Mas, de repente, ali estava ela bem atrás de nós: tudo o que fizera havia sido pular as vigas em volta da sala. E ali estávamos nós, um crítico e um artista bem informados sobre a arte contemporânea, tomando aula de uma criança de seis anos de idade, cuja prática deixava nossa teoria muito para trás.
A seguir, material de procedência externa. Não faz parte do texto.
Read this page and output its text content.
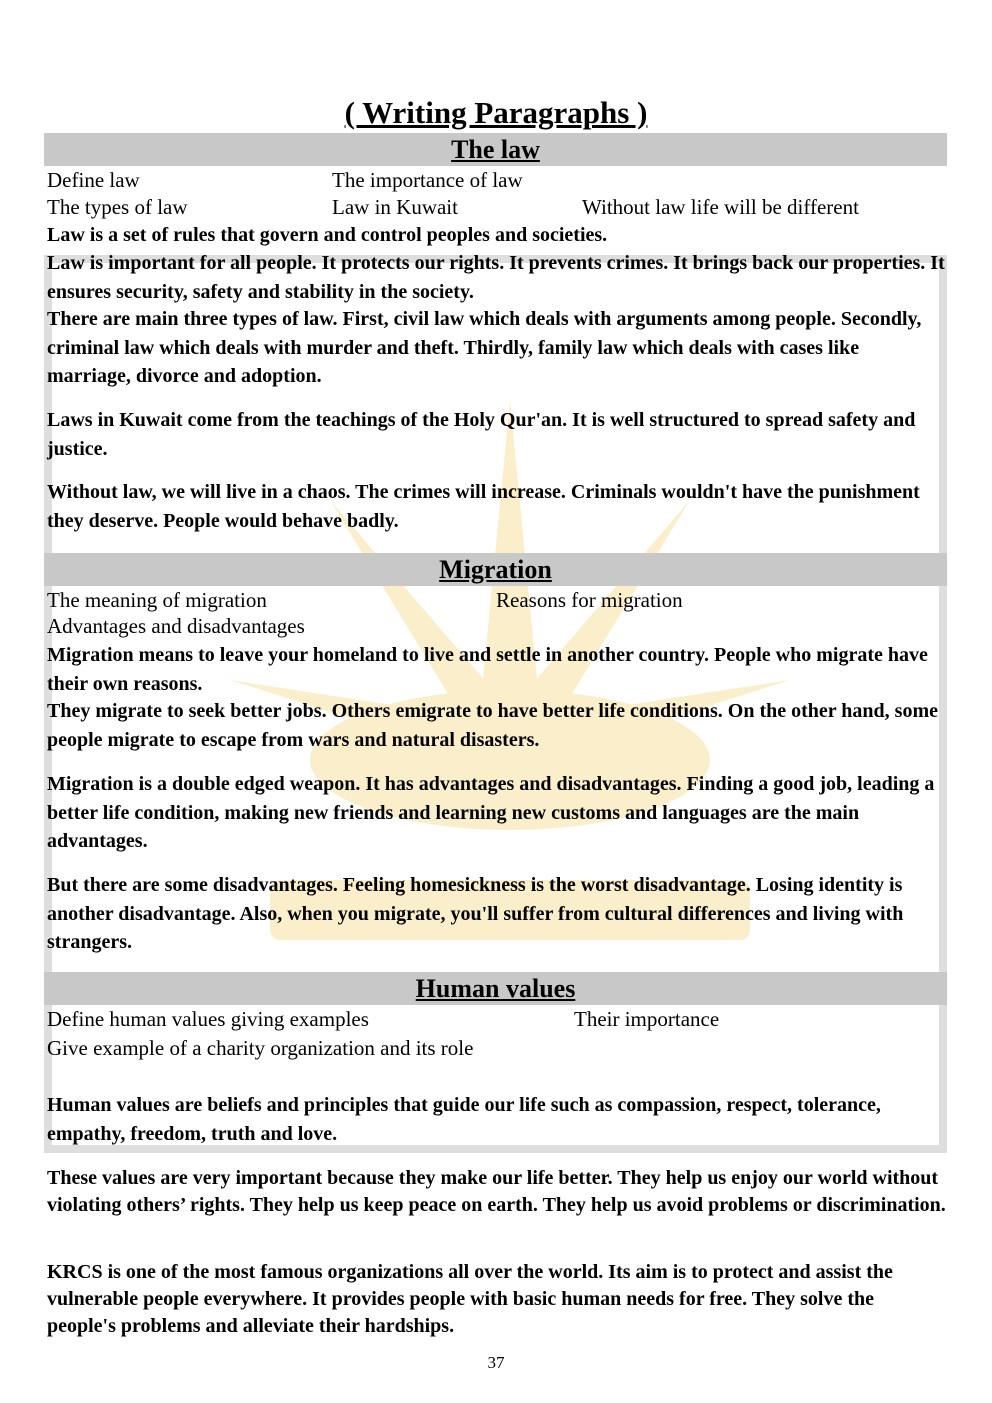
( Writing Paragraphs )
The law
Define law	The importance of law
The types of law	Law in Kuwait	Without law life will be different

Law is a set of rules that govern and control peoples and societies.

Law is important for all people. It protects our rights. It prevents crimes. It brings back our properties. It ensures security, safety and stability in the society.

There are main three types of law. First, civil law which deals with arguments among people. Secondly, criminal law which deals with murder and theft. Thirdly, family law which deals with cases like marriage, divorce and adoption.

Laws in Kuwait come from the teachings of the Holy Qur'an. It is well structured to spread safety and justice.

Without law, we will live in a chaos. The crimes will increase. Criminals wouldn't have the punishment they deserve. People would behave badly.

Migration
The meaning of migration	Reasons for migration
Advantages and disadvantages

Migration means to leave your homeland to live and settle in another country. People who migrate have their own reasons.

They migrate to seek better jobs. Others emigrate to have better life conditions. On the other hand, some people migrate to escape from wars and natural disasters.

Migration is a double edged weapon. It has advantages and disadvantages. Finding a good job, leading a better life condition, making new friends and learning new customs and languages are the main advantages.

But there are some disadvantages. Feeling homesickness is the worst disadvantage. Losing identity is another disadvantage. Also, when you migrate, you'll suffer from cultural differences and living with strangers.

Human values
Define human values giving examples	Their importance
Give example of a charity organization and its role

Human values are beliefs and principles that guide our life such as compassion, respect, tolerance, empathy, freedom, truth and love.

These values are very important because they make our life better. They help us enjoy our world without violating others’ rights. They help us keep peace on earth. They help us avoid problems or discrimination.

KRCS is one of the most famous organizations all over the world. Its aim is to protect and assist the vulnerable people everywhere. It provides people with basic human needs for free. They solve the people's problems and alleviate their hardships.

37
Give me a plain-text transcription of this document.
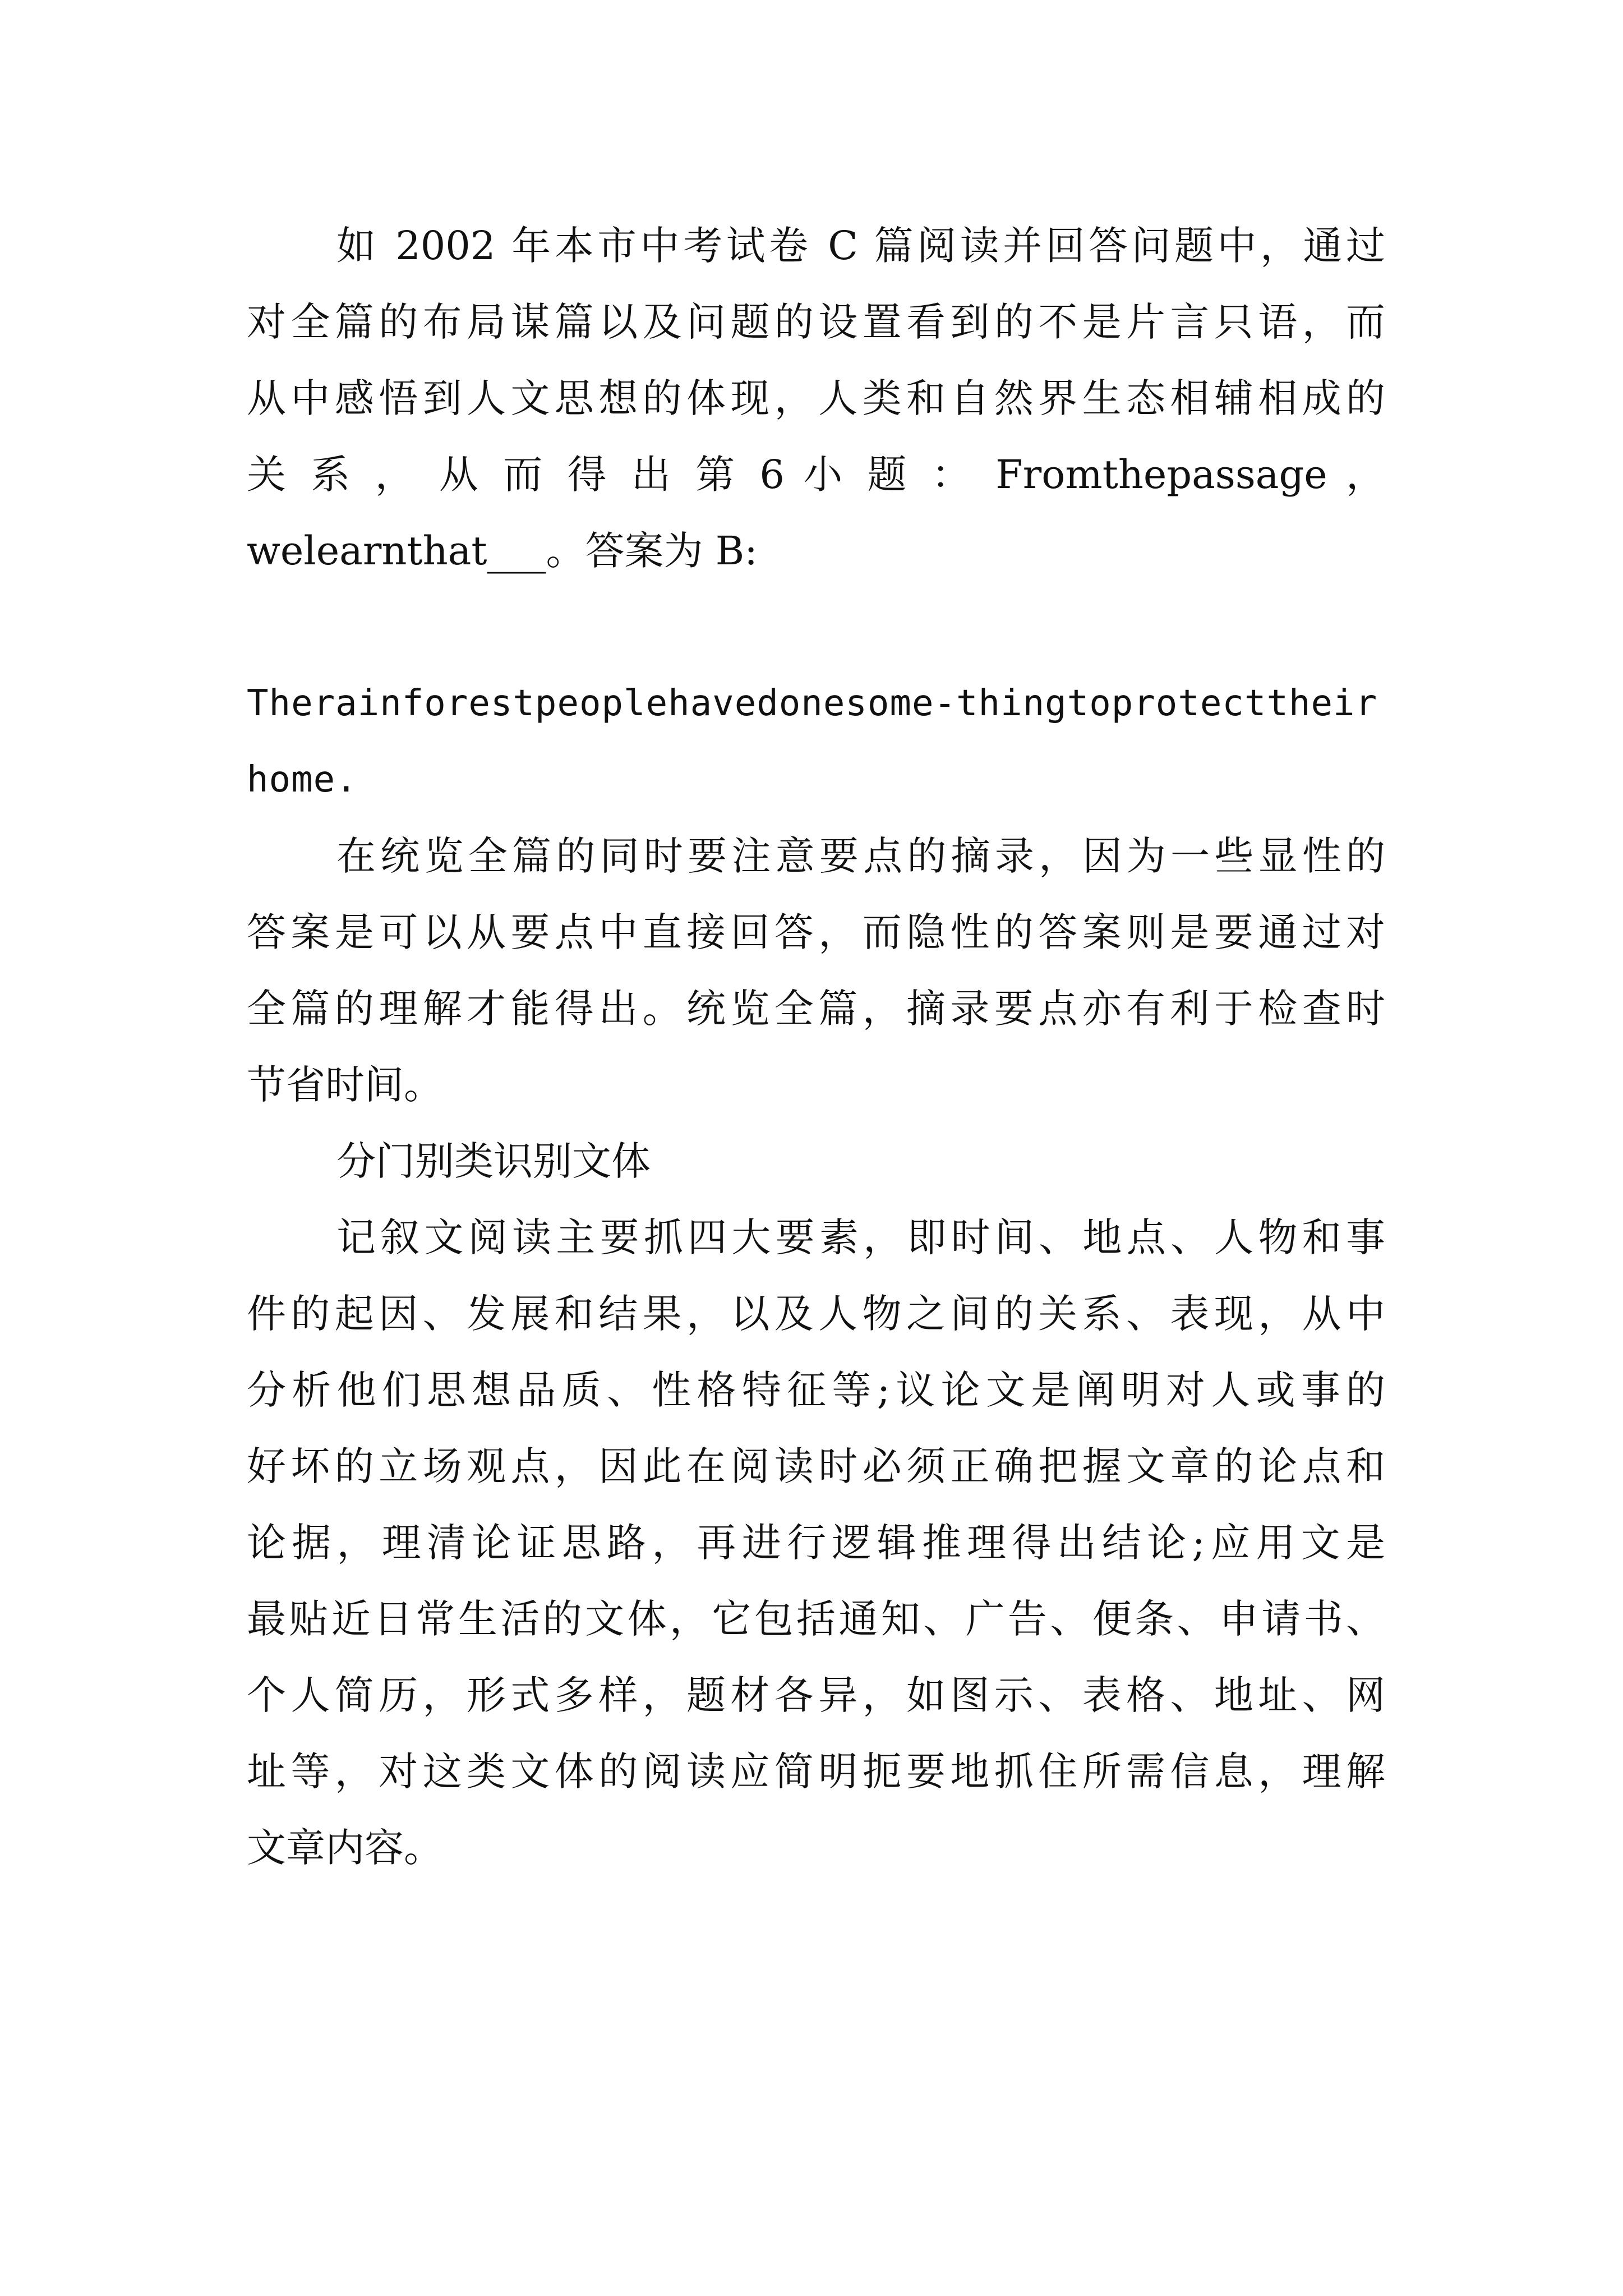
如 2002 年本市中考试卷 C 篇阅读并回答问题中，通过
对全篇的布局谋篇以及问题的设置看到的不是片言只语，而
从中感悟到人文思想的体现，人类和自然界生态相辅相成的
关 系 ， 从 而 得 出 第 6 小 题 ： Fromthepassage ，
welearnthat___。答案为 B:
Therainforestpeoplehavedonesome-thingtoprotecttheir
home.
在统览全篇的同时要注意要点的摘录，因为一些显性的
答案是可以从要点中直接回答，而隐性的答案则是要通过对
全篇的理解才能得出。统览全篇，摘录要点亦有利于检查时
节省时间。
分门别类识别文体
记叙文阅读主要抓四大要素，即时间、地点、人物和事
件的起因、发展和结果，以及人物之间的关系、表现，从中
分析他们思想品质、性格特征等;议论文是阐明对人或事的
好坏的立场观点，因此在阅读时必须正确把握文章的论点和
论据，理清论证思路，再进行逻辑推理得出结论;应用文是
最贴近日常生活的文体，它包括通知、广告、便条、申请书、
个人简历，形式多样，题材各异，如图示、表格、地址、网
址等，对这类文体的阅读应简明扼要地抓住所需信息，理解
文章内容。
Sua brincadeira com a obra trazia à tona não só as questões específicas do minimalismo – as tensões que sentimos entre os espaços, as imagens que vemos e as formas que conhecemos -, mas também os desvios gerais na arte das três últimas décadas – as novas intervenções no espaço, as diferentes construções do modo de ver e as definições ampliadas de arte.”

“A expansão horizontal da arte depositou uma carga enorme sobre os artistas e o público: à medida que o artista passa de um projeto a outro, ele precisa aprender a amplitude discursiva e a profundidade histórica de muitas representações diferentes – como um antropólogo que entra numa nova cultura a cada nova exposição.”